Since stock ownership is really owning access to those future streams of income, it’s best to pay less for them than to pay more. Once a stock is overpriced, investor interest declines and a stock’s valuation can stagnate or fall.
If P/E math has your head spinning (and that’s normal) consider this more concrete argument from none other than Warren Buffett, the billionaire icon behind GEICO and dozens of other firms, including Coca-Cola, Dairy Queen and ConocoPhillips.
“I’m going to buy hamburgers the rest of my life. When hamburgers go down in price, we sing the ‘Hallelujah Chorus’ in the Buffett household. When hamburgers go up in price, we weep,” he told investors not long ago.
“For most people, it’s the same with everything in life they will be buying — except stocks. When stocks go down and you can get more for your money, people don’t like them anymore.”
If you own a lot of stocks and prices fall, the only thing you can do wrong is panic and sell them at a loss. Given time, they will return and go to on to new highs.
Meanwhile, if you have cash — from incoming dividends, interest on bonds, from rebalancing or in the form of tax-deductible contributions — a decline in stock prices is a reason to rejoice. Hamburger is on sale! Load up the cart!

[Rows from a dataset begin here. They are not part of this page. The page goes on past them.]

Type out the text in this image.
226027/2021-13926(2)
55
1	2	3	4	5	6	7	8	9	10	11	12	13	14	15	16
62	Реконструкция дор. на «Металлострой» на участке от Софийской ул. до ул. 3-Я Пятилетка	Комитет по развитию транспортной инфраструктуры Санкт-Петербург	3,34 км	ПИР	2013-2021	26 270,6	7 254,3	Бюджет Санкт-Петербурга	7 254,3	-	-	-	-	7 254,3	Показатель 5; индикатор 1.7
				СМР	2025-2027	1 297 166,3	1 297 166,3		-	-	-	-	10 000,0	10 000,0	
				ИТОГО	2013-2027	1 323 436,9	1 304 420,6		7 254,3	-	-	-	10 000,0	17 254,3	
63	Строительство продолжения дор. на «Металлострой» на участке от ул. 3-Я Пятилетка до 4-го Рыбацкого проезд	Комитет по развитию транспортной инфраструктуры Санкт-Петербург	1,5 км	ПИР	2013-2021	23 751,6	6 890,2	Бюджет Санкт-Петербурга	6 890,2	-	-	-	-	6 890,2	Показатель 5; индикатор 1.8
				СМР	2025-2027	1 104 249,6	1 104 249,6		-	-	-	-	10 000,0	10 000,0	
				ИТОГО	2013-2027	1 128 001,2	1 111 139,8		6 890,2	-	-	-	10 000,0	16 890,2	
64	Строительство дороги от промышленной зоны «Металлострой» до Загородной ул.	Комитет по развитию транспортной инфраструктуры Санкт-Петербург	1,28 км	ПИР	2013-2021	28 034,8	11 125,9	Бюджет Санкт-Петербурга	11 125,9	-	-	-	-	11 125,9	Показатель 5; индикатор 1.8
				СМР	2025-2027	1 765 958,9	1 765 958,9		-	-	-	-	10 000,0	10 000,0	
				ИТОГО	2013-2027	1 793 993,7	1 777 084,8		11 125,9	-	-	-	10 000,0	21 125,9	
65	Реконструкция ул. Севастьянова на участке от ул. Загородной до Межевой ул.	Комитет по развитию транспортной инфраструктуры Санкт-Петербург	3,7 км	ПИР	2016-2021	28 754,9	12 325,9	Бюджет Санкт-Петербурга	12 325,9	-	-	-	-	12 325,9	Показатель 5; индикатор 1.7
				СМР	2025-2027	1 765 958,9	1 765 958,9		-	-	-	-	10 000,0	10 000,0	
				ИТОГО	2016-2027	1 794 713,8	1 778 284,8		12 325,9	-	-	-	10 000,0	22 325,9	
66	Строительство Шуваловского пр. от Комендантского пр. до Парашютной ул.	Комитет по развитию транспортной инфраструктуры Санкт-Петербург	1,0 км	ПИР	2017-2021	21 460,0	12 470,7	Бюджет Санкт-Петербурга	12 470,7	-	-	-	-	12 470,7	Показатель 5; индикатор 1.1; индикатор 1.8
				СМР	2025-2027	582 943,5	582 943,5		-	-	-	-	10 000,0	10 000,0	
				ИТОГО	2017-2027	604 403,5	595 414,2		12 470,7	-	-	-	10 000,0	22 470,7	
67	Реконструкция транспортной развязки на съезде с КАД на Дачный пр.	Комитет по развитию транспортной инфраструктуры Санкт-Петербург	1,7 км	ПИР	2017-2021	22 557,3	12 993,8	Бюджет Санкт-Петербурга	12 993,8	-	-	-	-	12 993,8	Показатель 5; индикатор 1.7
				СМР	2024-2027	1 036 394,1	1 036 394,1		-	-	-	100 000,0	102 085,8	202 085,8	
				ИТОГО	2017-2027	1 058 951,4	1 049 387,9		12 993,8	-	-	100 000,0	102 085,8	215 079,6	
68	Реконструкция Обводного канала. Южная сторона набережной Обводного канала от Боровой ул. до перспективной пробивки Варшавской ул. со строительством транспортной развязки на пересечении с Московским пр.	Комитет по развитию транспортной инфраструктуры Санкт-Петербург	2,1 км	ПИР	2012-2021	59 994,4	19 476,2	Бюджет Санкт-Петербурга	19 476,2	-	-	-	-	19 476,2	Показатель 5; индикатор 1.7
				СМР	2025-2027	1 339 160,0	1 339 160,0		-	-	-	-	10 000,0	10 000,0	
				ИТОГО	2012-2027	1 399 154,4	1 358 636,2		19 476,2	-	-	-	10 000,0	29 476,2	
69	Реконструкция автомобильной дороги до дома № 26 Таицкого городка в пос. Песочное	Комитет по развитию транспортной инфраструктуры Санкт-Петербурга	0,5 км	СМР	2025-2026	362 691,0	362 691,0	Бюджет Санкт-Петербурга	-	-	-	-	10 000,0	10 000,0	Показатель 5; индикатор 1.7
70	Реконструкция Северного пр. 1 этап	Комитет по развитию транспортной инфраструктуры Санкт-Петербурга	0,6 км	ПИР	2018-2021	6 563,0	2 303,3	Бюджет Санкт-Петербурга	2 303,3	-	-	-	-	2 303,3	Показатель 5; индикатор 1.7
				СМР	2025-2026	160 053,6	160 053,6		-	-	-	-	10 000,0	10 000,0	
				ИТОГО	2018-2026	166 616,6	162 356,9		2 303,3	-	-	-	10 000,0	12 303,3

Consider this example. You own Fund A, which you have been buying steadily for five years. You purchased it each month without fail in small increments, just saving for retirement like anyone else.
In a normal correction of 10%, then, you are “underwater” only on the last few months of purchases. If you reinvested dividends automatically, you might even be positive on your total investment cost vs. the current price.
What’s more, lower prices now means you get to keep lowering your average total cost in the investment. It’s time to buy, and that means continuing to buy steadily and reinvesting dividends.
The only people who should be concerned about a correction in the stock market are folks who are a few months or a year or so away from retirement. They have some decisions to make. But even they could have avoided the pain by adjusting their portfolios toward fixed income holdings as they neared retirement.
If you’re 10 years out from that date, a stock decline is good news and a reason to buy, not a reason to worry. Just ask Warren Buffett.